Over the past few years, nothing has seemed to get in the way of Iran pursuing nuclear technology. While the country fervently asserts its right to nuclear power, and clearly states that its position in pursuing atomic technology is not to build a bomb but to provide power to its people, the world is not buying it. A Key Middle East ally of the U.S., Israel, has stated that they are considering a preemptive strike on Iranian nuclear facilities to prevent the country that has threatened to “wipe Israel off the map” with a means of doing so.
The U.S. has not ruled out military action, either.
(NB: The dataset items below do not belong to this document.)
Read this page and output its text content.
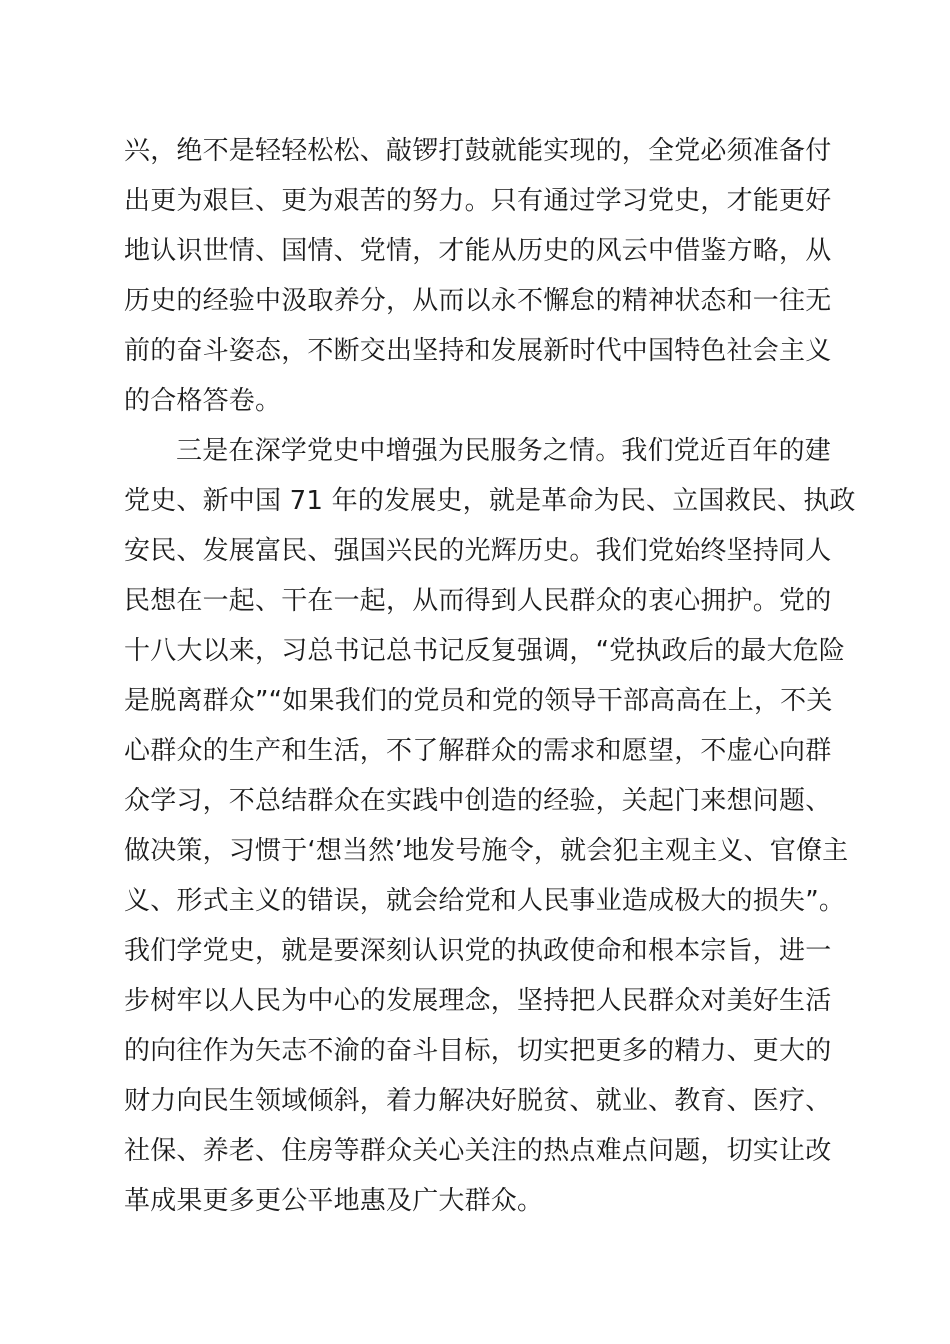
兴，绝不是轻轻松松、敲锣打鼓就能实现的，全党必须准备付
出更为艰巨、更为艰苦的努力。只有通过学习党史，才能更好
地认识世情、国情、党情，才能从历史的风云中借鉴方略，从
历史的经验中汲取养分，从而以永不懈怠的精神状态和一往无
前的奋斗姿态，不断交出坚持和发展新时代中国特色社会主义
的合格答卷。
三是在深学党史中增强为民服务之情。我们党近百年的建
党史、新中国 71 年的发展史，就是革命为民、立国救民、执政
安民、发展富民、强国兴民的光辉历史。我们党始终坚持同人
民想在一起、干在一起，从而得到人民群众的衷心拥护。党的
十八大以来，习总书记总书记反复强调，“党执政后的最大危险
是脱离群众”“如果我们的党员和党的领导干部高高在上，不关
心群众的生产和生活，不了解群众的需求和愿望，不虚心向群
众学习，不总结群众在实践中创造的经验，关起门来想问题、
做决策，习惯于‘想当然’地发号施令，就会犯主观主义、官僚主
义、形式主义的错误，就会给党和人民事业造成极大的损失”。
我们学党史，就是要深刻认识党的执政使命和根本宗旨，进一
步树牢以人民为中心的发展理念，坚持把人民群众对美好生活
的向往作为矢志不渝的奋斗目标，切实把更多的精力、更大的
财力向民生领域倾斜，着力解决好脱贫、就业、教育、医疗、
社保、养老、住房等群众关心关注的热点难点问题，切实让改
革成果更多更公平地惠及广大群众。
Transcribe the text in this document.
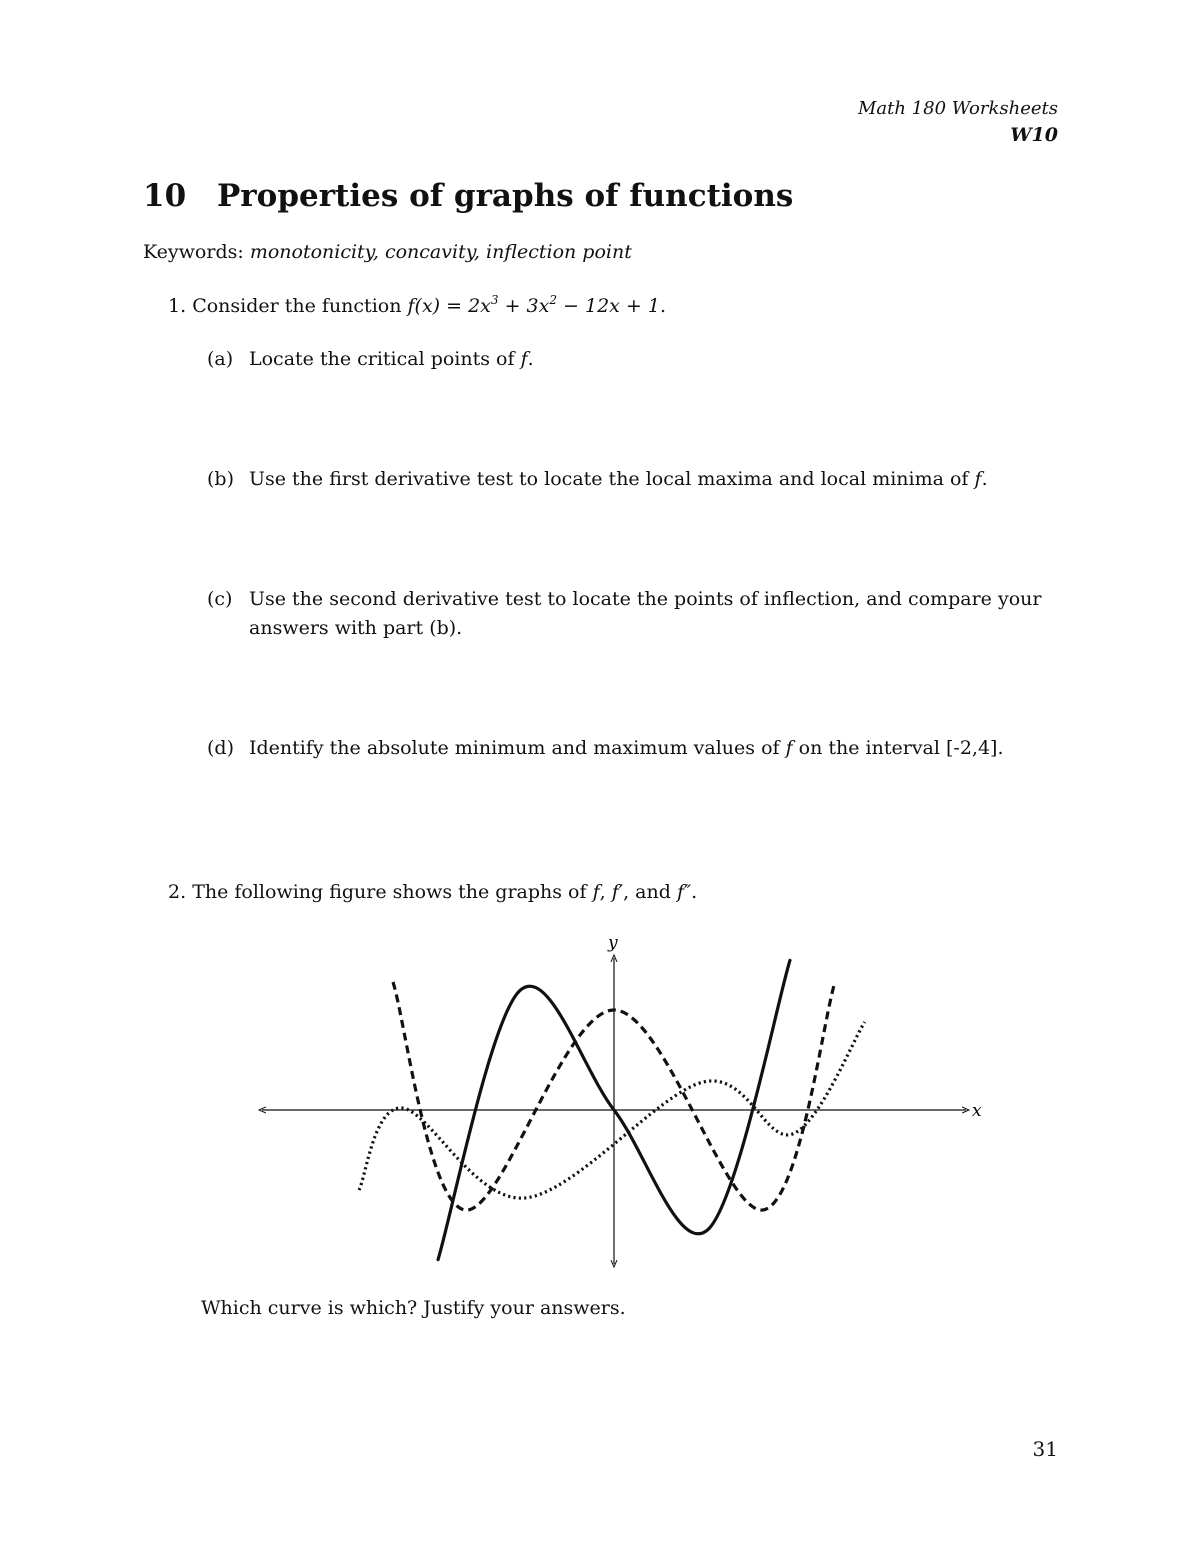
Math 180 Worksheets
W10
10 Properties of graphs of functions
Keywords: monotonicity, concavity, inflection point
1. Consider the function $f(x) = 2x^3 + 3x^2 - 12x + 1$.
(a) Locate the critical points of f.
(b) Use the first derivative test to locate the local maxima and local minima of f.
(c) Use the second derivative test to locate the points of inflection, and compare your
answers with part (b).
(d) Identify the absolute minimum and maximum values of f on the interval [-2,4].
2. The following figure shows the graphs of f, f′, and f″.
x
y
Which curve is which? Justify your answers.
31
But diplomacy is being given a chance to prevail, found in the form if economically crippling sanctions that have marred Iran’s economy so much that’s actually prompted the isolated Islamic regime to come back to the bargaining table.
The newest proposals includes lifting some of the sanctions that have effected Iran’s economy and allowing it to possess a small amount of highly enriched uranium in lieu of it opening its facilities for full inspection and agreeing not to enrich any more uranium.
Iran claims that it has rights under international law to enrich uranium to 20%. But that 20% can be quickly enriched to higher amounts in the grade necessary to create nuclear warheads. According to recent inspections by the U.N., the country has made some new upgrades to its nuclear facilities that enable it to enrich uranium beyond 20%.
British Foreign Minister William Hague said the talks were useful in a recent statement, stating, “I look forward to further progress.”
Saeed Jalili, Iran’s top official at diplomatic talks in Kazakhstan, welcomed the offer, saying that progress is finally being made. He was sure to assert that Iran will continue to enrich uranium as it sees fit.
“Whatever we need, we will of course pursue that, whether it is five percent or 20 percent,” Jalili said. “It is important to us to have the 20 percent.”
U.S. officials were not amused, stating that the current offer on the table has a deadline, and that they are growing impatient.
“There is a cost to Iran for every day that they wait to solve this problem,” a U.S. official said. “And they will keep paying those costs, and the cost will go up.”